Ammonium ions (NH₄⁺) are promising non-metallic charge carriers for sustainable and cost-effective advanced electrochemical energy storage. However, the development of electrode materials with well-defined structural features to facilitate rapid NH₄⁺ diffusion kinetics remains a significant challenge. In this study, we demonstrate the design of a novel oxygen-rich cobalt-based metal–organic framework (Co-MOF) showcasing unique (O₄–CoN₂) coordination geometry. This distinctive structure of Co-MOF contributes to high stability, abundant active sites, and enhanced electrochemical performance.
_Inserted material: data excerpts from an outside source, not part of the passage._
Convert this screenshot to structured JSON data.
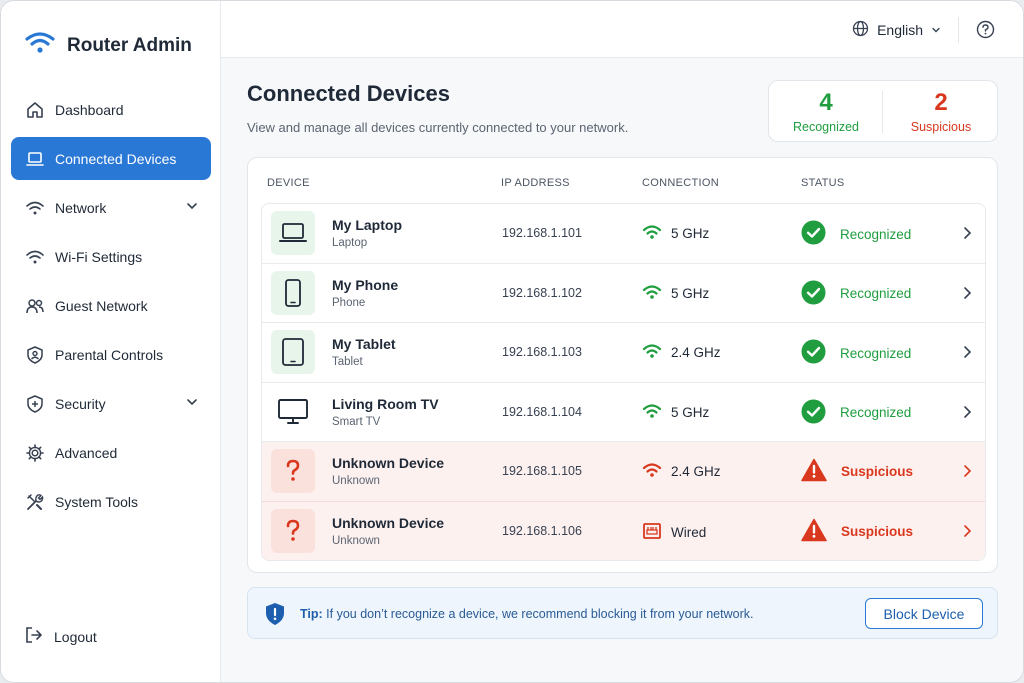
{
  "app": {
    "title": "Router Admin"
  },
  "topbar": {
    "language": "English"
  },
  "sidebar": {
    "items": [
      {
        "label": "Dashboard",
        "icon": "home-icon"
      },
      {
        "label": "Connected Devices",
        "icon": "laptop-icon",
        "active": true
      },
      {
        "label": "Network",
        "icon": "wifi-icon",
        "expandable": true
      },
      {
        "label": "Wi-Fi Settings",
        "icon": "wifi-icon"
      },
      {
        "label": "Guest Network",
        "icon": "users-icon"
      },
      {
        "label": "Parental Controls",
        "icon": "shield-user-icon"
      },
      {
        "label": "Security",
        "icon": "shield-plus-icon",
        "expandable": true
      },
      {
        "label": "Advanced",
        "icon": "gear-icon"
      },
      {
        "label": "System Tools",
        "icon": "tools-icon"
      }
    ],
    "logout": "Logout"
  },
  "main": {
    "title": "Connected Devices",
    "subtitle": "View and manage all devices currently connected to your network.",
    "stats": {
      "recognized": {
        "count": "4",
        "label": "Recognized"
      },
      "suspicious": {
        "count": "2",
        "label": "Suspicious"
      }
    },
    "table": {
      "headers": {
        "device": "DEVICE",
        "ip": "IP ADDRESS",
        "connection": "CONNECTION",
        "status": "STATUS"
      },
      "rows": [
        {
          "name": "My Laptop",
          "type": "Laptop",
          "ip": "192.168.1.101",
          "connection": "5 GHz",
          "status": "Recognized"
        },
        {
          "name": "My Phone",
          "type": "Phone",
          "ip": "192.168.1.102",
          "connection": "5 GHz",
          "status": "Recognized"
        },
        {
          "name": "My Tablet",
          "type": "Tablet",
          "ip": "192.168.1.103",
          "connection": "2.4 GHz",
          "status": "Recognized"
        },
        {
          "name": "Living Room TV",
          "type": "Smart TV",
          "ip": "192.168.1.104",
          "connection": "5 GHz",
          "status": "Recognized"
        },
        {
          "name": "Unknown Device",
          "type": "Unknown",
          "ip": "192.168.1.105",
          "connection": "2.4 GHz",
          "status": "Suspicious"
        },
        {
          "name": "Unknown Device",
          "type": "Unknown",
          "ip": "192.168.1.106",
          "connection": "Wired",
          "status": "Suspicious"
        }
      ]
    },
    "tip": {
      "label": "Tip:",
      "text": "If you don’t recognize a device, we recommend blocking it from your network.",
      "button": "Block Device"
    }
  },
  "colors": {
    "accent": "#2a78d6",
    "ok": "#1f9d3f",
    "danger": "#d9381e"
  }
}
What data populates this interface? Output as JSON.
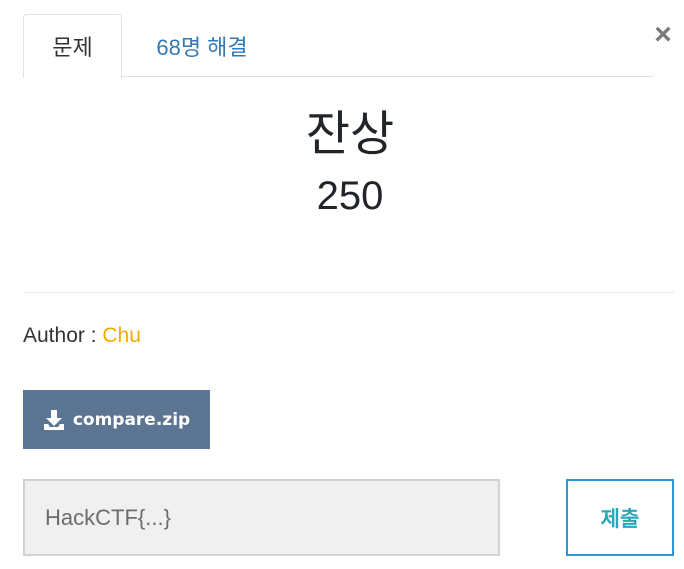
{
  "tabs": [
    {
      "label": "문제",
      "active": true
    },
    {
      "label": "68명 해결",
      "active": false
    }
  ],
  "close_label": "×",
  "challenge": {
    "name": "잔상",
    "value": "250",
    "author_label": "Author : ",
    "author_name": "Chu"
  },
  "file": {
    "label": "compare.zip",
    "icon": "download-icon"
  },
  "flag": {
    "placeholder": "HackCTF{...}",
    "value": ""
  },
  "submit_label": "제출",
  "colors": {
    "link": "#337ab7",
    "author": "#f0ad00",
    "download_bg": "#5c7592",
    "submit_border": "#2f96d6",
    "submit_text": "#2aa7b7"
  }
}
To further boost performance, Co-MOF nanoflowers were uniformly integrated with Ti₃C₂T_x MXene carbonized nanofibers (MXCNF), forming advanced Co-MOF@MXCNF heterostructures. These heterostructures exhibit a highly porous, nanofibrous morphology, delivering a notable specific capacitance of 980 F g⁻¹ at a current density of 1 A g⁻¹ and excellent cycling stability, retaining 91.1% capacitance after 16 000 cycles. When paired with a porous MXCNF anode, the ammonium-ion hybrid supercapacitors (AIHSCs) delivered an impressive energy density of 41.5 mW h kg⁻¹ with the corresponding power density of 800 mW kg⁻¹, retaining 87% of their capacitance after 16 000 cycles. This study highlights the synergistic advantages of integrating stable MOFs with MXene nanofibers for remarkable ammonium-ion storage. It establishes a framework for designing high-performance energy storage materials, paving the way for next-generation sustainable energy storage devices.